The load_img function only affects and leaves 32-bit signed integer format ("I" for PIL modes) untouched.

The array_to_img function now returns a 32-bit signed integer ("I" mode in PIL) if the array has a single channel and the maximum value of any pixel exceeds 255.

One thing to note is that if array_to_img is executed with the argument scale=True then even if the array is in 32-bit format, the array will be normalized to 8-bit and return an 8-bit PIL image (mode "L").

This PR has tests for 32-bit but I also added for grayscale 8-bit specifically.

Related Issues

Closes #239

PR Overview

rragundez commented 5 years ago

CI should pass once #243 is merged and this branch is rebased.

dibenedetto commented 5 years ago

The array_to_img function now returns a 32-bit signed integer ("I" mode in PIL) if the array has a single channel and the maximum value of any pixel exceeds 255.
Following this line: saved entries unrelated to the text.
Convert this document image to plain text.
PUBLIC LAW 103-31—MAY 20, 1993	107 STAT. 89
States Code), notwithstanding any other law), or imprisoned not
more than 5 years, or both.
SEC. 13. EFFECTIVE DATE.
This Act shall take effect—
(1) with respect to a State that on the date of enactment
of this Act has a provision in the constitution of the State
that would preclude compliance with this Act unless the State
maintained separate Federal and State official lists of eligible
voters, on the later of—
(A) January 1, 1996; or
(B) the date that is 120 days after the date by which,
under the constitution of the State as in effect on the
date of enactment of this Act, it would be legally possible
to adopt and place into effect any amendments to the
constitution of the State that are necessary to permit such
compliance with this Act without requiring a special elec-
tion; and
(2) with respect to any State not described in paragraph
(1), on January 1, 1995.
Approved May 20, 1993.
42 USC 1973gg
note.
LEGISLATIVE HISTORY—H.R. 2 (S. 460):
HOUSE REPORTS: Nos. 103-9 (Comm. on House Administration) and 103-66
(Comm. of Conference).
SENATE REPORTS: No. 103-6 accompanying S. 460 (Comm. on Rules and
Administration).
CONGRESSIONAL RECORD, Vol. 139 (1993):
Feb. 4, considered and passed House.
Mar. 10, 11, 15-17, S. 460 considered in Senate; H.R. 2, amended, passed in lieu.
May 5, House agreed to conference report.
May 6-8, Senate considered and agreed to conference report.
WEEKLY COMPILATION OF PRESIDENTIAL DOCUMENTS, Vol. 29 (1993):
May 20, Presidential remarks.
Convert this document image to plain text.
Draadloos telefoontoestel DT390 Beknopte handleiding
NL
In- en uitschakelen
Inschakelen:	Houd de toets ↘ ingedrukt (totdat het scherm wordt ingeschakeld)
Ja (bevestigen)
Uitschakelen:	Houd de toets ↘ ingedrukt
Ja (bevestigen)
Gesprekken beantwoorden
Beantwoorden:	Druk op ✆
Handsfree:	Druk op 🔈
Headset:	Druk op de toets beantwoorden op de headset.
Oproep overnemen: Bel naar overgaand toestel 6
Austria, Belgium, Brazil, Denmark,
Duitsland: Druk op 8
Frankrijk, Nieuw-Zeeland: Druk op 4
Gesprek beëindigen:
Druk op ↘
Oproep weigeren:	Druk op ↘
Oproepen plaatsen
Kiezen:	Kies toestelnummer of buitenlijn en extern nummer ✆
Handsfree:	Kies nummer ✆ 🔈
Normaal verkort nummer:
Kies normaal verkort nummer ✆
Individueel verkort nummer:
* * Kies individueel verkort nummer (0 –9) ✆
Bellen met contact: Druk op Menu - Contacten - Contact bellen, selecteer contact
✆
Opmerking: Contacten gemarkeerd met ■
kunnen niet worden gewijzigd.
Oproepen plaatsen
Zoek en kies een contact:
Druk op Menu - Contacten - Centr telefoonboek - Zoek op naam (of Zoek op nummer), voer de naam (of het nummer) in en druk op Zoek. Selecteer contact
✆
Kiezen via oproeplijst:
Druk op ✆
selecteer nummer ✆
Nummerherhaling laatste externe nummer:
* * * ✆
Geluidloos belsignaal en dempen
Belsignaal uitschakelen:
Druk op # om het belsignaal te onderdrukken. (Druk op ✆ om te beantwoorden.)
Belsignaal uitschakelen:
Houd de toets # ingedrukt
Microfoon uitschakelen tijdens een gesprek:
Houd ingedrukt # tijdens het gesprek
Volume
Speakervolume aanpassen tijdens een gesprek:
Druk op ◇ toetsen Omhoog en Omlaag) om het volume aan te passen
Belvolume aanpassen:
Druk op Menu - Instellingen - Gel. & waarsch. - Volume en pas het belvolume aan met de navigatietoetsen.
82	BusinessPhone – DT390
in general, i think that type cast (e.g., from uint32 to uint8) should NOT be used when converting images. for what i understood from your PR, 32 bit images are automatically converted to an 8 bit ones if the source channel is one and the maximum value is within 0 and 255; given that i don't know the source bit depth, this will alter any normalization factor that i would use for some kind of preprocessing (e.g., floating-point division by 2^8 vs 2^16 vs 2^32, you can think about depth sensors that "sense" a very near surface that will be wrongly reported).

my suggestion is to leave the source integer data type as the closest destination data type possibile, that is, uint8, uint16, uint32.

One thing to note is that if array_to_img is executed with the argument scale=True then even if the array is in 32-bit format, the array will be normalized to 8-bit and return an 8-bit PIL image (mode "L").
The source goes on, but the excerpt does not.